The Tigers and Fox Sports Detroit have a deal that lasts into the "early 2020s," according to a source. (Robin Buckson/Detroit News)
Now that the Dodgers are closing in on a $6 billion-$7 billion television deal, their haul for granting Fox Sports the privilege to carry their games, it's understandable if the Tigers and other teams are jealous, angry, or even a tad homicidal.
They'd appreciate even half of that $240 million-$280 million per year the Dodgers are projected to pull in once the new contract's ink is dry within a few days or weeks. Nice money, particularly when you're loading up on hundreds of millions of dollars worth of player paychecks, as the Dodgers have been doing since July, all with visions in mind of that TV cash-cow, ready for milking.
The Tigers have to think — and plan — smaller. Even with some of the best TV ratings in America, they pull in about $40 million per year in local TV treasure, which is what was estimated in an article that appeared this week on FanGraphs.com.
Each team's local contract is unique. Some teams — Yankees, Red Sox, Mets, Orioles, Nationals, White Sox, Cubs, etc. — own portions of their networks, which helps explain why their annual local TV take can approach $100 million per season. Some have equity stakes in their carriers, which is nice when the equity revenue is protected from Major League Baseball's revenue-sharing pool.
Those equity stakes, by the way, are how teams like the bottom-rung Astros ($80 million per year, estimated) and relatively small-market Padres ($60 million per year, according to FanGraphs) have been able to pump new cash into their yearly allowances.
Those deals were recently done. The Tigers?
They're a few years into a pact with FSD that won't expire until "the early 2020s," according to a front-office executive who would just as soon stay out of the discussion.
It's just as important to know that contract is non-negotiable ahead of its expiration. The Tigers and FSD are partners for the next decade. They'll deal with a different pre-nuptial arrangement, for sure, if and when they renew vows in 2022 or so.
But nothing will be altered or revisited until then.
And yet here's the surprise.
Both parties say, with conviction, they're happy with this current arrangement.
I get it as far as FSD is concerned. Although the Tigers play in America's 11th-largest TV market, telecasts had the highest local ratings — 9.13 percent of households — of any team in 2012.
The audience soared 41 percent during 2012. The team's average audience size (168,000) was third in baseball behind the Yankees and Mets. It's no wonder advertisers have been pushing and shoving like Black Friday customers, aching to get time so precious the FSD broadcast team of Mario Impemba and Rod Allen last season saw its introduction chopped to make room for ad customers.
And this is a supposedly mid-sized market in which the Tigers and FSD do business. You wouldn't know it by the numbers. Nor would you gauge it by that $40 million the Tigers are believed to be hauling in, which is one-half the take of baseball's worst team in 2012, the Astros.
More to the picture
Then why are the Tigers — genuinely — smiling?

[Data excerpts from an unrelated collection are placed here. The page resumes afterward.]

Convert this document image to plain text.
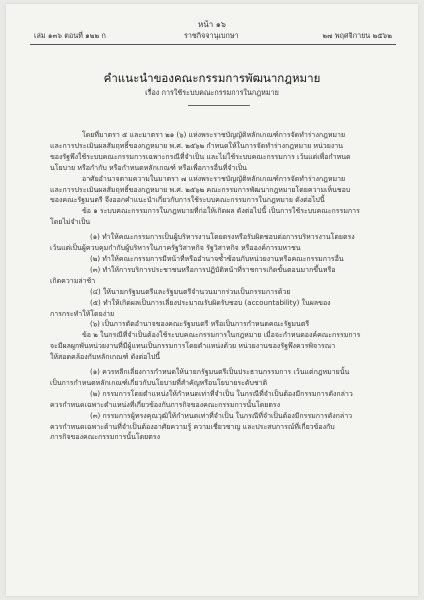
หน้า ๑๖
เล่ม ๑๓๖ ตอนที่ ๑๒๒ ก	ราชกิจจานุเบกษา	๒๗ พฤศจิกายน ๒๕๖๒
คำแนะนำของคณะกรรมการพัฒนากฎหมาย
เรื่อง การใช้ระบบคณะกรรมการในกฎหมาย

โดยที่มาตรา ๕ และมาตรา ๒๑ (๖) แห่งพระราชบัญญัติหลักเกณฑ์การจัดทำร่างกฎหมาย

และการประเมินผลสัมฤทธิ์ของกฎหมาย พ.ศ. ๒๕๖๒ กำหนดให้ในการจัดทำร่างกฎหมาย หน่วยงาน

ของรัฐพึงใช้ระบบคณะกรรมการเฉพาะกรณีที่จำเป็น และไม่ใช้ระบบคณะกรรมการ เว้นแต่เพื่อกำหนด

นโยบาย หรือกำกับ หรือกำหนดหลักเกณฑ์ หรือเพื่อการอื่นที่จำเป็น

อาศัยอำนาจตามความในมาตรา ๗ แห่งพระราชบัญญัติหลักเกณฑ์การจัดทำร่างกฎหมาย

และการประเมินผลสัมฤทธิ์ของกฎหมาย พ.ศ. ๒๕๖๒ คณะกรรมการพัฒนากฎหมายโดยความเห็นชอบ

ของคณะรัฐมนตรี จึงออกคำแนะนำเกี่ยวกับการใช้ระบบคณะกรรมการในกฎหมาย ดังต่อไปนี้

ข้อ ๑ ระบบคณะกรรมการในกฎหมายที่ก่อให้เกิดผล ดังต่อไปนี้ เป็นการใช้ระบบคณะกรรมการ

โดยไม่จำเป็น

(๑) ทำให้คณะกรรมการเป็นผู้บริหารงานโดยตรงหรือรับผิดชอบต่อการบริหารงานโดยตรง

เว้นแต่เป็นผู้ควบคุมกำกับผู้บริหารในภาครัฐวิสาหกิจ รัฐวิสาหกิจ หรือองค์การมหาชน

(๒) ทำให้คณะกรรมการมีหน้าที่หรืออำนาจซ้ำซ้อนกับหน่วยงานหรือคณะกรรมการอื่น

(๓) ทำให้การบริการประชาชนหรือการปฏิบัติหน้าที่ราชการเกิดขั้นตอนมากขึ้นหรือ

เกิดความล่าช้า

(๔) ให้นายกรัฐมนตรีและรัฐมนตรีจำนวนมากร่วมเป็นกรรมการด้วย

(๕) ทำให้เกิดผลเป็นการเลี่ยงประมาณรับผิดรับชอบ (accountability) ในผลของ

การกระทำให้โดยง่าย

(๖) เป็นการตัดอำนาจของคณะรัฐมนตรี หรือเป็นการกำหนดคณะรัฐมนตรี

ข้อ ๒ ในกรณีที่จำเป็นต้องใช้ระบบคณะกรรมการในกฎหมาย เมื่อจะกำหนดองค์คณะกรรมการ

จะมีผลผูกพันหน่วยงานที่มีผู้แทนเป็นกรรมการโดยตำแหน่งด้วย หน่วยงานของรัฐพึงควรพิจารณา

ให้สอดคล้องกับหลักเกณฑ์ ดังต่อไปนี้

(๑) ควรหลีกเลี่ยงการกำหนดให้นายกรัฐมนตรีเป็นประธานกรรมการ เว้นแต่กฎหมายนั้น

เป็นการกำหนดหลักเกณฑ์เกี่ยวกับนโยบายที่สำคัญหรือนโยบายระดับชาติ

(๒) กรรมการโดยตำแหน่งให้กำหนดเท่าที่จำเป็น ในกรณีที่จำเป็นต้องมีกรรมการดังกล่าว

ควรกำหนดเฉพาะตำแหน่งที่เกี่ยวข้องกับภารกิจของคณะกรรมการนั้นโดยตรง

(๓) กรรมการผู้ทรงคุณวุฒิให้กำหนดเท่าที่จำเป็น ในกรณีที่จำเป็นต้องมีกรรมการดังกล่าว

ควรกำหนดเฉพาะด้านที่จำเป็นต้องอาศัยความรู้ ความเชี่ยวชาญ และประสบการณ์ที่เกี่ยวข้องกับ

ภารกิจของคณะกรรมการนั้นโดยตรง
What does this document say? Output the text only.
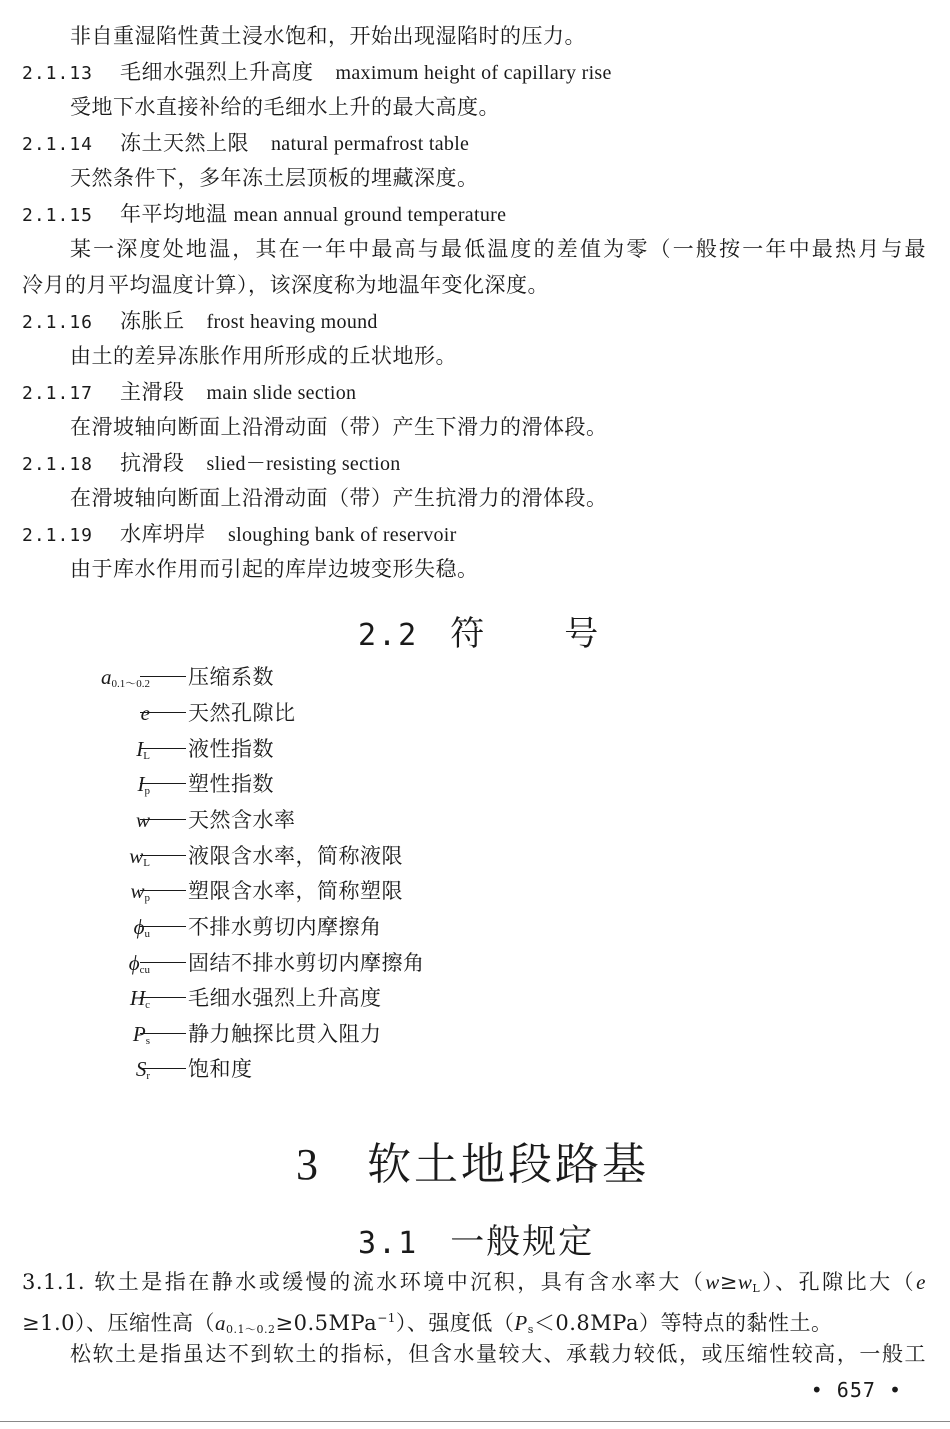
非自重湿陷性黄土浸水饱和，开始出现湿陷时的压力。
2.1.13 毛细水强烈上升高度 maximum height of capillary rise
受地下水直接补给的毛细水上升的最大高度。
2.1.14 冻土天然上限 natural permafrost table
天然条件下，多年冻土层顶板的埋藏深度。
2.1.15 年平均地温 mean annual ground temperature
某一深度处地温，其在一年中最高与最低温度的差值为零（一般按一年中最热月与最
冷月的月平均温度计算），该深度称为地温年变化深度。
2.1.16 冻胀丘 frost heaving mound
由土的差异冻胀作用所形成的丘状地形。
2.1.17 主滑段 main slide section
在滑坡轴向断面上沿滑动面（带）产生下滑力的滑体段。
2.1.18 抗滑段 slied－resisting section
在滑坡轴向断面上沿滑动面（带）产生抗滑力的滑体段。
2.1.19 水库坍岸 sloughing bank of reservoir
由于库水作用而引起的库岸边坡变形失稳。
2.2 符 号
$a_{0.1\sim 0.2}$ 压缩系数
e 天然孔隙比
$I_L$ 液性指数
$I_p$ 塑性指数
w 天然含水率
$w_L$ 液限含水率，简称液限
$w_p$ 塑限含水率，简称塑限
$\phi_u$ 不排水剪切内摩擦角
$\phi_{cu}$ 固结不排水剪切内摩擦角
$H_c$ 毛细水强烈上升高度
$P_s$ 静力触探比贯入阻力
$S_r$ 饱和度
3 软土地段路基
3.1 一般规定
3.1.1. 软土是指在静水或缓慢的流水环境中沉积，具有含水率大$(w\ge w_L)$、孔隙比大（e
≥1.0）、压缩性高$(a_{0.1\sim 0.2}\ge 0.5MPa^{-1})$、强度低$(P_s<0.8MPa)$等特点的黏性土。
松软土是指虽达不到软土的指标，但含水量较大、承载力较低，或压缩性较高，一般工
• 657 •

It's because the estimates of what teams are taking in from their local TV deals aren't necessarily a dollars-for-dollars comparison. The secrets are in-house and aren't being shared, at least by the Tigers and FSD. But the Tigers have all but written in a Comerica Park accountant's blood that they're doing just fine with the arrangement, well beyond that alleged $40 million the Dodgers are threatening by comparison to turn into pauper pay.
"I will tell you that the Tigers have an outstanding working partnership with FOX Sports Detroit," Tigers vice president of communications Ron Colangelo said Wednesday during an otherwise tight-lipped conversation.
I don't know what else Colangelo could say about a marriage the Tigers and FSD are obliged to share for the next 10 years. But I also know Colangelo well enough to believe he was being straight with me about the Tigers' comfort level. There was an assurance by him and others privy to this arrangement that estimated dollar figures don't necessarily convey the entire story about teams, their TV partners, and their profits.
Greg Hammaren, senior vice president and general manager for FSD, had this to say about the Tigers and their ratings-popping TV carrier: "We have a long-term agreement in place and look forward to being the Tigers TV partner for many years to come."
Happy partners, these two. But if you think you're living the good life, have a drink with the Dodgers. They're buying.